As people store more data on their cellphones, governments and society must acknowledge and learn to protect the web of relationships . Already, the telephone companies know who we call and even where we are ( Virgin Mobile tracked its users' locations for two years before admitting such capability [4]). We can venture guesses about how the telephone companies and government might use this information, but can we imagine the resulting behaviors of marketers, criminals, or even the merely curious when these maps are with us at all times?

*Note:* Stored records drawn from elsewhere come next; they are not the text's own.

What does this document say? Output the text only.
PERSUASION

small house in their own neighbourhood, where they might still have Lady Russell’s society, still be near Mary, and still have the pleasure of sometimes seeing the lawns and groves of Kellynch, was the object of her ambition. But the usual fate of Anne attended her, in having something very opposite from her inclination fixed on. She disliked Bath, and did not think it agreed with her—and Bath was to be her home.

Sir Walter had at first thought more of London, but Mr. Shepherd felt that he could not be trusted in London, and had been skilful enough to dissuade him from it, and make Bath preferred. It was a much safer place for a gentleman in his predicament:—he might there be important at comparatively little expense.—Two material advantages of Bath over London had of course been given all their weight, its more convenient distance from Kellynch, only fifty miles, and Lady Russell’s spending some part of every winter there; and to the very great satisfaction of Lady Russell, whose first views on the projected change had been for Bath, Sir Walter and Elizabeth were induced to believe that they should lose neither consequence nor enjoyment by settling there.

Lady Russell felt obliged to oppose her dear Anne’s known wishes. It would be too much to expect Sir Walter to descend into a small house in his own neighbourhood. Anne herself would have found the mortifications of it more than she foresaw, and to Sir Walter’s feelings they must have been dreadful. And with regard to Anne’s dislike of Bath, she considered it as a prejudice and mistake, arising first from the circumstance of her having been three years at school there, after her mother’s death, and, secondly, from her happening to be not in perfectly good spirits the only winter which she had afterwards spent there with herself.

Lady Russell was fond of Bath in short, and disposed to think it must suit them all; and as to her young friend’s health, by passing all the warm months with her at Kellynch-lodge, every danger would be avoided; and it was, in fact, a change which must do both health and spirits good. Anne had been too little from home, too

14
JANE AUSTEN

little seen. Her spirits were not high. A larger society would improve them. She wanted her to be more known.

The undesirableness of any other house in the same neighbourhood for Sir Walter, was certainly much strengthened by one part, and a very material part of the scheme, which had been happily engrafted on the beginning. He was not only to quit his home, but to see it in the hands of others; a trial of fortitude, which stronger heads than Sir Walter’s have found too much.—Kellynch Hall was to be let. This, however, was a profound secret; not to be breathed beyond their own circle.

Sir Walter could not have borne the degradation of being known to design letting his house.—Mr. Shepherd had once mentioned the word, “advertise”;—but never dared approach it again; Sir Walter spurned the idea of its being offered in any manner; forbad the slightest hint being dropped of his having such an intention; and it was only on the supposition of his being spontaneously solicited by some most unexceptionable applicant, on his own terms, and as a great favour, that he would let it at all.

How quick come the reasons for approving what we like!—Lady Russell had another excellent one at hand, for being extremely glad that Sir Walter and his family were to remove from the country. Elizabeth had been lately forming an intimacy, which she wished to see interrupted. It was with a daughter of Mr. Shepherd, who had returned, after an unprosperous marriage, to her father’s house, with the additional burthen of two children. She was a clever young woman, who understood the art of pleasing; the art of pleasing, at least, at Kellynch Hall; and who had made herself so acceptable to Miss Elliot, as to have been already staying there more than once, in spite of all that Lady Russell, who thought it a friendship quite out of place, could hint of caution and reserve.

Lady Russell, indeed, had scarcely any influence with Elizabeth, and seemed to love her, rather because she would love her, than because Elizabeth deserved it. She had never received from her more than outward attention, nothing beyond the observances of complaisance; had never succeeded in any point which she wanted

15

The Parisian flaneur could hazard a guess at a passersby's class, beauty or mood, but a successful bluetooth glance in this day and age can provide sensitive data about a person's relationships and activities. What can your phone book tell us about you?

On some device models, your phone could tell us quite a lot about you. Many flaws in the Bluetooth specification have surfaced in the past couple of years. These flaws allow for a variety of attacks with mashed up names like bluejacking, bluebugging, backdoor attack, and bluesnarfing. Most of these attacks rely upon the device being in Bluetooth discoverable mode, but even making a device hidden apparently doesn't work in some cases. Generative Social Networking will rely on the bluesnarfing technique for gathering contacts only from discoverable phones. With bluesnarfing, our networking system can connect to a mobile device without the owner of that device being aware of our assistance! Just keep broadcasting those contacts and we'll take care of the rest!

Your mistress will call your Child's school Principal! Your mother will call your drug dealer! Hilarity and good social networking are sure to ensue. What protects this egocentric universe of your orbiting contacts from completely disintegrating is anonymity and lack of proof. So although your college sweetheart calls your wife, your wife can't track the number, even though she may recognize the voice. So-long boring dinner conversation!

[1] SMITH v. MARYLAND, 442 U.S. 735 (1979) http://caselaw.lp.findlaw.com/cgi-bin/getcase.pl?court=US&vol=442&invol=735

[2] KATZ v. UNITED STATES, 389 U.S. 347 (1967) http://caselaw.lp.findlaw.com/scripts/getcase.pl?court=US&vol=389&invol=347

[3] White, James C. "PEOPLE, NOT PLACES: A Policy Framework for Analyzing Location Privacy Issues," Masters Memo Prepared for the Electronic Privacy Information Center. Spring 2003. http://www.epic.org/privacy/location/jwhitelocationprivacy.pdf

[4] Kridel, Tim. "A Sense of Where You Are," The Net Economy, November 2001 http://www.findarticles.com/p/articles/mi_zdtne/is_200111/ai_ziff18360

[5] trifinite.org

[6] The Bunker | Security | Bluetooth - http://www.thebunker.net/security/bluetooth.htm

[7] Herfurt, Martin. "Bluesnarfing @ CeBIT 2004: Detecting and Attacking bluetooth-enabled Cellphones at the Hannover Fairground." Dipl.-Ing.(FH) Salzburg Research Forschungsgesellschaft mbH, Austria. March 30, 2004.